From Neobank to Infrastructure Provider: Sila’s Pivot to Serving B2B Fintech Builders
Three years. That’s how long it took to build and launch Simple, one of the first neobanks. In a recent episode of Category Visionaries, Shamir Karkal shared how this experience led to a crucial insight: the biggest opportunity in fintech wasn’t in building another consumer product – it was in solving the infrastructure problems that made building Simple so challenging in the first place.

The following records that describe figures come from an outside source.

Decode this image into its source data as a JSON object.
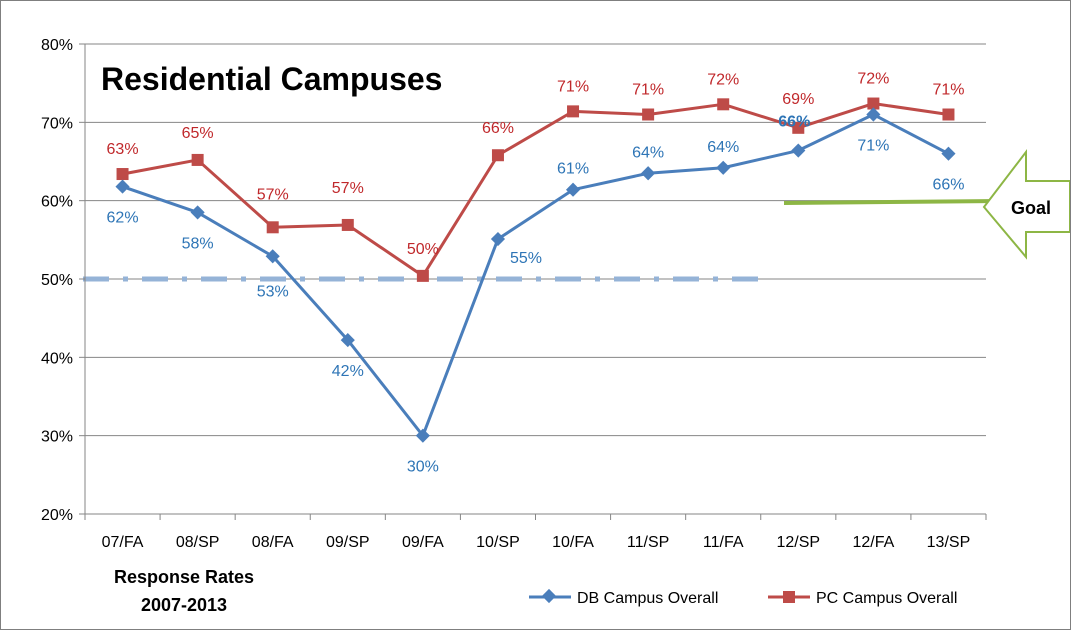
{
  "chart_data": {
    "type": "line",
    "title": "Residential Campuses",
    "subtitle_lines": [
      "Response Rates",
      "2007-2013"
    ],
    "categories": [
      "07/FA",
      "08/SP",
      "08/FA",
      "09/SP",
      "09/FA",
      "10/SP",
      "10/FA",
      "11/SP",
      "11/FA",
      "12/SP",
      "12/FA",
      "13/SP"
    ],
    "ylim": [
      20,
      80
    ],
    "yticks": [
      "20%",
      "30%",
      "40%",
      "50%",
      "60%",
      "70%",
      "80%"
    ],
    "grid": true,
    "legend_position": "bottom-right",
    "series": [
      {
        "name": "DB Campus Overall",
        "color": "#4a7ebb",
        "label_color": "#2e75b6",
        "marker": "diamond",
        "values": [
          61.8,
          58.5,
          52.9,
          42.2,
          30.0,
          55.1,
          61.4,
          63.5,
          64.2,
          66.4,
          71.0,
          66.0
        ],
        "labels": [
          "62%",
          "58%",
          "53%",
          "42%",
          "30%",
          "55%",
          "61%",
          "64%",
          "64%",
          "66%",
          "71%",
          "66%"
        ]
      },
      {
        "name": "PC Campus Overall",
        "color": "#be4b48",
        "label_color": "#c0282b",
        "marker": "square",
        "values": [
          63.4,
          65.2,
          56.6,
          56.9,
          50.4,
          65.8,
          71.4,
          71.0,
          72.3,
          69.3,
          72.4,
          71.0
        ],
        "labels": [
          "63%",
          "65%",
          "57%",
          "57%",
          "50%",
          "66%",
          "71%",
          "71%",
          "72%",
          "69%",
          "72%",
          "71%"
        ]
      }
    ],
    "reference_line": {
      "value": 50,
      "color": "#95b3d7",
      "style": "dash-dot"
    },
    "goal": {
      "label": "Goal",
      "value": 60,
      "color": "#8db645"
    }
  }
}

The Infrastructure Challenge
“The biggest problem was not finding customers. The biggest problem was just building the technology and finding the bank partners, the vendors,” Shamir recalls of his Simple days. This challenge revealed a deeper truth about the fintech ecosystem: every new company was rebuilding the same basic infrastructure.
Recognizing the Pattern
After Simple’s acquisition by BBVA in 2014, Shamir gained deeper insight into the infrastructure problem. “Throughout all of this I’ve been trying to solve the same problem just in different ways, which is make it easier for innovators and builders to build and ship financial applications,” he explains. This realization eventually led to Sila’s creation in 2018.
The Platform Solution
Sila’s mission became clear: “to make it easy for everybody to innovate and program with money and financial networks.” The company developed a comprehensive API platform that provides essential building blocks for financial applications – from KYC and KYB to digital wallets and payment capabilities.

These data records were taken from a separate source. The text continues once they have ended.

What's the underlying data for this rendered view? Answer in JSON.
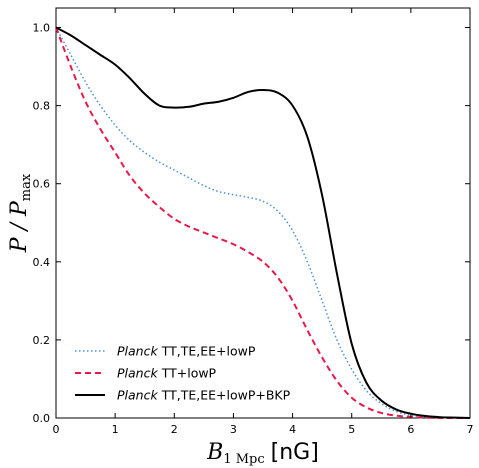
{
  "chart_data": {
    "type": "line",
    "title": "",
    "xlabel": {
      "symbol": "B",
      "subscript": "1 Mpc",
      "unit": "[nG]"
    },
    "ylabel": {
      "symbol": "P / P",
      "subscript": "max"
    },
    "xlim": [
      0,
      7
    ],
    "ylim": [
      0,
      1.05
    ],
    "xticks": [
      "0",
      "1",
      "2",
      "3",
      "4",
      "5",
      "6",
      "7"
    ],
    "yticks": [
      "0.0",
      "0.2",
      "0.4",
      "0.6",
      "0.8",
      "1.0"
    ],
    "grid": false,
    "legend_position": "lower-left",
    "series": [
      {
        "name_italic": "Planck",
        "name_rest": " TT,TE,EE+lowP",
        "style": "dotted",
        "color": "#4a90d9",
        "x": [
          0,
          0.25,
          0.5,
          0.75,
          1.0,
          1.25,
          1.5,
          1.75,
          2.0,
          2.25,
          2.5,
          2.75,
          3.0,
          3.25,
          3.5,
          3.75,
          4.0,
          4.25,
          4.5,
          4.75,
          5.0,
          5.25,
          5.5,
          5.75,
          6.0,
          6.25,
          6.5,
          6.75,
          7.0
        ],
        "y": [
          1.0,
          0.93,
          0.86,
          0.8,
          0.75,
          0.71,
          0.68,
          0.655,
          0.635,
          0.615,
          0.595,
          0.58,
          0.572,
          0.565,
          0.555,
          0.53,
          0.48,
          0.4,
          0.3,
          0.2,
          0.125,
          0.07,
          0.037,
          0.017,
          0.007,
          0.003,
          0.001,
          0.0,
          0.0
        ]
      },
      {
        "name_italic": "Planck",
        "name_rest": " TT+lowP",
        "style": "dashed",
        "color": "#e8194a",
        "x": [
          0,
          0.25,
          0.5,
          0.75,
          1.0,
          1.25,
          1.5,
          1.75,
          2.0,
          2.25,
          2.5,
          2.75,
          3.0,
          3.25,
          3.5,
          3.75,
          4.0,
          4.25,
          4.5,
          4.75,
          5.0,
          5.25,
          5.5,
          5.75,
          6.0,
          6.25,
          6.5,
          6.75,
          7.0
        ],
        "y": [
          1.0,
          0.9,
          0.81,
          0.74,
          0.68,
          0.62,
          0.575,
          0.54,
          0.51,
          0.49,
          0.475,
          0.46,
          0.445,
          0.425,
          0.4,
          0.36,
          0.3,
          0.225,
          0.155,
          0.095,
          0.052,
          0.027,
          0.013,
          0.006,
          0.003,
          0.001,
          0.0,
          0.0,
          0.0
        ]
      },
      {
        "name_italic": "Planck",
        "name_rest": " TT,TE,EE+lowP+BKP",
        "style": "solid",
        "color": "#000000",
        "x": [
          0,
          0.25,
          0.5,
          0.75,
          1.0,
          1.25,
          1.5,
          1.75,
          2.0,
          2.25,
          2.5,
          2.75,
          3.0,
          3.25,
          3.5,
          3.75,
          4.0,
          4.25,
          4.5,
          4.75,
          5.0,
          5.25,
          5.5,
          5.75,
          6.0,
          6.25,
          6.5,
          6.75,
          7.0
        ],
        "y": [
          1.0,
          0.98,
          0.955,
          0.93,
          0.905,
          0.87,
          0.83,
          0.8,
          0.795,
          0.797,
          0.805,
          0.81,
          0.82,
          0.835,
          0.84,
          0.833,
          0.8,
          0.72,
          0.57,
          0.37,
          0.19,
          0.09,
          0.045,
          0.022,
          0.011,
          0.005,
          0.002,
          0.001,
          0.0
        ]
      }
    ]
  }
}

Scaling Through Infrastructure
The transition from building a consumer product to providing infrastructure required a different approach to growth. “We have close to 100 customers in total, more than 50 of whom are live,” Shamir shares, noting their “five X growth in total transactions this year… and we do anywhere from ten to 25% transaction growth month on month right now.”
The Edge Case Focus
A key differentiator in Sila’s approach is their attention to reliability. “Everything about payments, especially, it’s not about the 99 or 99.9% of payments that work fine. It’s all about that .1% that have a problem,” Shamir emphasizes. This focus on edge cases has been crucial for building trust with fintech builders.
The Long-Term Vision
Looking ahead, Sila sees continued opportunity in expanding their infrastructure capabilities. “I think three years from today, we’ll still be serving the same customers with the same products and continuing to grow and scale that,” Shamir explains. “I think what we will add is support for a lot more payment systems.”
Lessons for Founders
The pivot from neobank to infrastructure provider offers valuable lessons for founders considering similar transitions. Understanding the broader ecosystem is crucial – Shamir notes that while there are now “about 5000 fintech startups in the US,” the underlying infrastructure challenges remain consistent.

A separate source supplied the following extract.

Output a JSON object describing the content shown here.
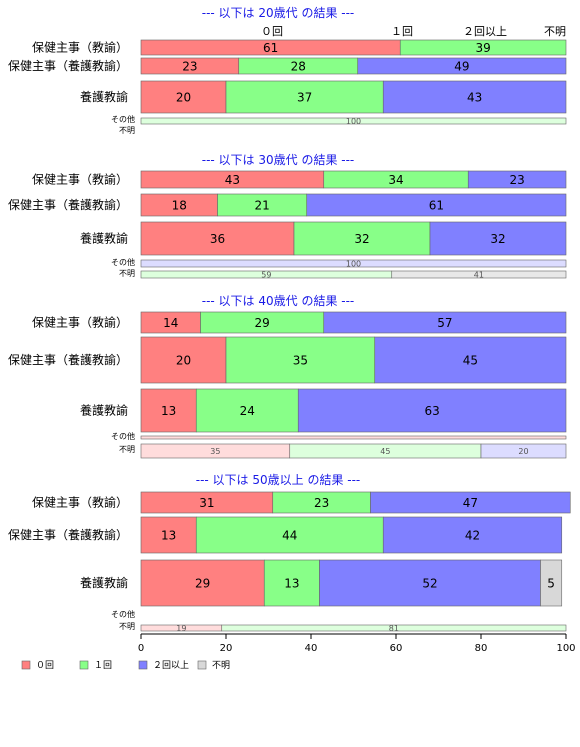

Success in infrastructure requires both technical excellence and strategic patience. As Shamir puts it, “Startups are not like an overnight success. It takes years, sometimes decades of building before you do become that overnight success and everybody hears of you. So it is 99% perseverance.”
For founders considering a pivot to infrastructure, Sila’s journey demonstrates how deep understanding of an industry’s challenges can reveal bigger opportunities than initially apparent. Sometimes the most valuable contribution isn’t building another product, but creating the tools that help others build better products faster.